Saturday, December 30, 2017

Christmas Infanticide

      I like to listen to Burl Ives, to play with the kids in front of the fire, and to sip coffee.  Yet, nothing ruins my "Christmas spirit" like reading the Bible.
      Upon hearing of the true King’s birth in Bethlehem, King Herod tries to kill Jesus by killing all the local boys Jesus’ age.   Matthew quotes Jeremiah: "A voice is heard--Rachel weeping for her children and refusing to be comforted, because they are no more…” Jeremiah continues, “This is what the LORD says: "Restrain your voice from weeping and your eyes from tearsfor your children will return to their own land."
     Follow Matthew’s extraordinary use of Jeremiah:   first, the mourning Mothers of Bethlehem  are said to be like their ancestor, Rachel.  She, too, wept for her kidnapped sons, Joseph and Benjamin.

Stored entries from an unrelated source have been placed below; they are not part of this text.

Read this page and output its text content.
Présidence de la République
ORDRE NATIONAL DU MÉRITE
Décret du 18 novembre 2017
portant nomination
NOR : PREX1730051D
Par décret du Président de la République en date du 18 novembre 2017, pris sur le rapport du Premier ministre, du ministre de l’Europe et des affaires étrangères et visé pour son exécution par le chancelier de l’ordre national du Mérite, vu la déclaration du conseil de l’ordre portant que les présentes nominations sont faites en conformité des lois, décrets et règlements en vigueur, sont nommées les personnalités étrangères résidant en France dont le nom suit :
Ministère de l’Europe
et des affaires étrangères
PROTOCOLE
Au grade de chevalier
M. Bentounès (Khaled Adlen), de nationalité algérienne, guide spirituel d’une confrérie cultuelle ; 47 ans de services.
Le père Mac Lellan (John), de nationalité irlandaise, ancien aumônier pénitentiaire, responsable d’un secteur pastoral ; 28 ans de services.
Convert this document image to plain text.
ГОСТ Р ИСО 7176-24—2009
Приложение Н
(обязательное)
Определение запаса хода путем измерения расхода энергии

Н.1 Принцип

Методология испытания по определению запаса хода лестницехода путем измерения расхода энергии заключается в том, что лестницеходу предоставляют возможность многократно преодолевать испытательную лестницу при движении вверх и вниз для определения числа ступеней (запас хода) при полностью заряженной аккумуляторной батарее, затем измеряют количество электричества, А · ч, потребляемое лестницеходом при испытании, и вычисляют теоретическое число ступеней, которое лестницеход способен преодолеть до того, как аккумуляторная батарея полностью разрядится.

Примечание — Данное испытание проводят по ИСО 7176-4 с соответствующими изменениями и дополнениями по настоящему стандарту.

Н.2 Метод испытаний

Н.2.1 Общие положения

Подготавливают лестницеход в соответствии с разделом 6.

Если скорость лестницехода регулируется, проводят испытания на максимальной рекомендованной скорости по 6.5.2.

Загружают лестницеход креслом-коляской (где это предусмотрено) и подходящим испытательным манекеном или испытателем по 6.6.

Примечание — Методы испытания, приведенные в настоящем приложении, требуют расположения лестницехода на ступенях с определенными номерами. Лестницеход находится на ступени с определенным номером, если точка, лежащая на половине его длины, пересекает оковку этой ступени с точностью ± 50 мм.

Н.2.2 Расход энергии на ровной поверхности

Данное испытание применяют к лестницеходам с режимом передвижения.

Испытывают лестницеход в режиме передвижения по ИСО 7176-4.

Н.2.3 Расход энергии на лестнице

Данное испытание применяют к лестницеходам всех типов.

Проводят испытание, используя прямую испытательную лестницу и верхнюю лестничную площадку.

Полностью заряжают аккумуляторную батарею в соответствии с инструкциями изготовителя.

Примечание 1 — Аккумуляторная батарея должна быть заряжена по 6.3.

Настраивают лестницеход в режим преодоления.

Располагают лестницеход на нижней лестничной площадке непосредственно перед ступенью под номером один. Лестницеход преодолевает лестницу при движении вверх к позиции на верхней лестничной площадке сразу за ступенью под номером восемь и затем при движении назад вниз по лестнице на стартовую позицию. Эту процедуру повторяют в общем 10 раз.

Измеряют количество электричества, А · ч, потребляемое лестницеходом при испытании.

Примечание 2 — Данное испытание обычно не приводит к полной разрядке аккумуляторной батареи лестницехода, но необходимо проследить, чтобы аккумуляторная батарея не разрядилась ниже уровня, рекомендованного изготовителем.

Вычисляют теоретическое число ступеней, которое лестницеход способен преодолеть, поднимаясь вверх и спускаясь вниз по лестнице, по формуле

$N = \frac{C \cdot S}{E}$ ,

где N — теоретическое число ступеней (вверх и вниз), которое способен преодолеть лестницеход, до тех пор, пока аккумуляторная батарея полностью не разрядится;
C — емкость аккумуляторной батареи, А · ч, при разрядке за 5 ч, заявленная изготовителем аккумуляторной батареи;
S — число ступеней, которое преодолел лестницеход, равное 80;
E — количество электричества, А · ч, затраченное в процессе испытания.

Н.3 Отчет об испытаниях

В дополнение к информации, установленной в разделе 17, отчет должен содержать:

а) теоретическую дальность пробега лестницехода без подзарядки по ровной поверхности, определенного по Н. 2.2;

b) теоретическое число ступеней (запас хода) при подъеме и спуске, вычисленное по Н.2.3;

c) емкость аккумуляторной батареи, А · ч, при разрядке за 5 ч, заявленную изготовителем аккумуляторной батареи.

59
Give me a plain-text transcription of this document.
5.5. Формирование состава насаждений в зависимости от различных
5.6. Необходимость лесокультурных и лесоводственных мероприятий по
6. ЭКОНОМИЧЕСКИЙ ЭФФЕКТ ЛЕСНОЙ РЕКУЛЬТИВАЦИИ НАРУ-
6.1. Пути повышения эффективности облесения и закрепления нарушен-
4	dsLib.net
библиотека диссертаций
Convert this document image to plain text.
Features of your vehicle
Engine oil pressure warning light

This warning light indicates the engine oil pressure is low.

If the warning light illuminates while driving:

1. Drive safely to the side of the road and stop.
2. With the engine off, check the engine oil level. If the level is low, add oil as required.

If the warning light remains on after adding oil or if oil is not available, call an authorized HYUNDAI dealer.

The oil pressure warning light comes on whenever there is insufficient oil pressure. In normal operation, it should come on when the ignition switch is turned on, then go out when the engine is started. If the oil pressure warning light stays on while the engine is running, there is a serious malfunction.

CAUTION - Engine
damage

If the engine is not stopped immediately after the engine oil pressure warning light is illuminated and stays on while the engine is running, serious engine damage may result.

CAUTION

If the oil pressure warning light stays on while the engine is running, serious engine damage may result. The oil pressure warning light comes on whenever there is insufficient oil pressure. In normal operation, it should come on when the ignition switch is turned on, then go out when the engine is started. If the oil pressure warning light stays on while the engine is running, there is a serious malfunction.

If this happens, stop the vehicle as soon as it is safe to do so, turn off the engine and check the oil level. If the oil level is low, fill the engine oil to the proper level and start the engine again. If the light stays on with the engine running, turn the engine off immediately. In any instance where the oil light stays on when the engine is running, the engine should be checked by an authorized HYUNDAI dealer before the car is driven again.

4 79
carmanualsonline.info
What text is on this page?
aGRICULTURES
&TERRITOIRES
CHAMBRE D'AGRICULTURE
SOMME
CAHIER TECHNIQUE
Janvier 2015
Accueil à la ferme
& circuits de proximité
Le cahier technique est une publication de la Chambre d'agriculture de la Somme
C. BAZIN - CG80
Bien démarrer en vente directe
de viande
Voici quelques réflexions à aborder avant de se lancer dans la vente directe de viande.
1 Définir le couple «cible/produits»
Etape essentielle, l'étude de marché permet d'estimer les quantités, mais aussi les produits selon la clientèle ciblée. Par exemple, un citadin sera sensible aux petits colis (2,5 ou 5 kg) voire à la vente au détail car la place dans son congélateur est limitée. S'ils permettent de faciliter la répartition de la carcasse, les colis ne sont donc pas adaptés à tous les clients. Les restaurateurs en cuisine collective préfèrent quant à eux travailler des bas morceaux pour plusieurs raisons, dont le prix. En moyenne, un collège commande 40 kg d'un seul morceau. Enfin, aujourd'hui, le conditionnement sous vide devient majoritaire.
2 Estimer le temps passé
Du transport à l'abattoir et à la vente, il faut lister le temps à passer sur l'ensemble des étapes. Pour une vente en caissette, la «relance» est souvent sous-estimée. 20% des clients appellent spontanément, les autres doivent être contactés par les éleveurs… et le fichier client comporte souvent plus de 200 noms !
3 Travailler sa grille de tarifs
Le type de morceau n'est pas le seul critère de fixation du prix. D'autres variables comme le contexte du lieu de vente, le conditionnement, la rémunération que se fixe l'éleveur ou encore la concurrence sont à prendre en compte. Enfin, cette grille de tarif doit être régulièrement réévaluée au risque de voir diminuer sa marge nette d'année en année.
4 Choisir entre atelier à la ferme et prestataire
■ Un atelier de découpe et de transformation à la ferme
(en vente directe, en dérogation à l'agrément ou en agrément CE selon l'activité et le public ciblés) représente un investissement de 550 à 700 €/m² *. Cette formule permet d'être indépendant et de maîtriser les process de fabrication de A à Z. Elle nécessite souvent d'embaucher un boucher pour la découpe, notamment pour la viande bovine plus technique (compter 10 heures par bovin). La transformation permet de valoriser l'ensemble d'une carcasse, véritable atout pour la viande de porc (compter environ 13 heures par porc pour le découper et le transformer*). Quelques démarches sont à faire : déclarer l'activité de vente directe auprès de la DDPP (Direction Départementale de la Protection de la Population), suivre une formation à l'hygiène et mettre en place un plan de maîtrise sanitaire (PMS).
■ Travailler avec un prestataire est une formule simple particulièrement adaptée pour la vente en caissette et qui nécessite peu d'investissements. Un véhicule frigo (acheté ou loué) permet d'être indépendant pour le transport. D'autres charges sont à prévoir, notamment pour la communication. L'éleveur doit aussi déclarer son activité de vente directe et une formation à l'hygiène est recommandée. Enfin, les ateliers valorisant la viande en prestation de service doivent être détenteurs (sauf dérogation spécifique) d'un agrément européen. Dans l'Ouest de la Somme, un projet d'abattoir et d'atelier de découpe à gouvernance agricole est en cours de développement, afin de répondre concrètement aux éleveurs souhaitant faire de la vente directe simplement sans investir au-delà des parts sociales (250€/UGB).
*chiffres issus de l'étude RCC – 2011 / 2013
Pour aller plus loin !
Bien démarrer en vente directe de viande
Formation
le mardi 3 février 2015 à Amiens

Yet, in Genesis these boys are restored to the ancestral family.  In Jeremiah’s day, as the mothers of Israel watched their children being kidnapped, Jeremiah tells them not to cry because God will see to it that they someday will come home.  
      Matthew’s Christmas is about God entering a world of mass infanticide.  Matthew depends on the Mothers of Bethlehem knowing that Rachel’s suffering came to an end. Mathew’s Christmas story is one of a vulnerable God entering a world of suffering as a sign that death will not finally prevail. As Joseph and Benjamin were spared, as the youngest generations from the exile returned, now even murdered children will return home for Christmas! 

       I write this while warmed by a fireplace, smiling at a healthy child.  But the gospels call me out of comfort into a grieving world.  Somewhere there is a grieving mother named Rachel, who needs the real Christmas Spirit.  For her, a Christmas that is only about family togetherness is cruel.  She needs to cling to the belief that in her eyes God, himself, cries oceans of tears.  She needs a grace that wipes her eyes with the steely assurance that her suffering will end in resurrection.   She needs people to act like Jesus and enter her world of suffering as a death-defying sign.  For her, a flimsy, "holly-jolly Christmas" won’t cut it.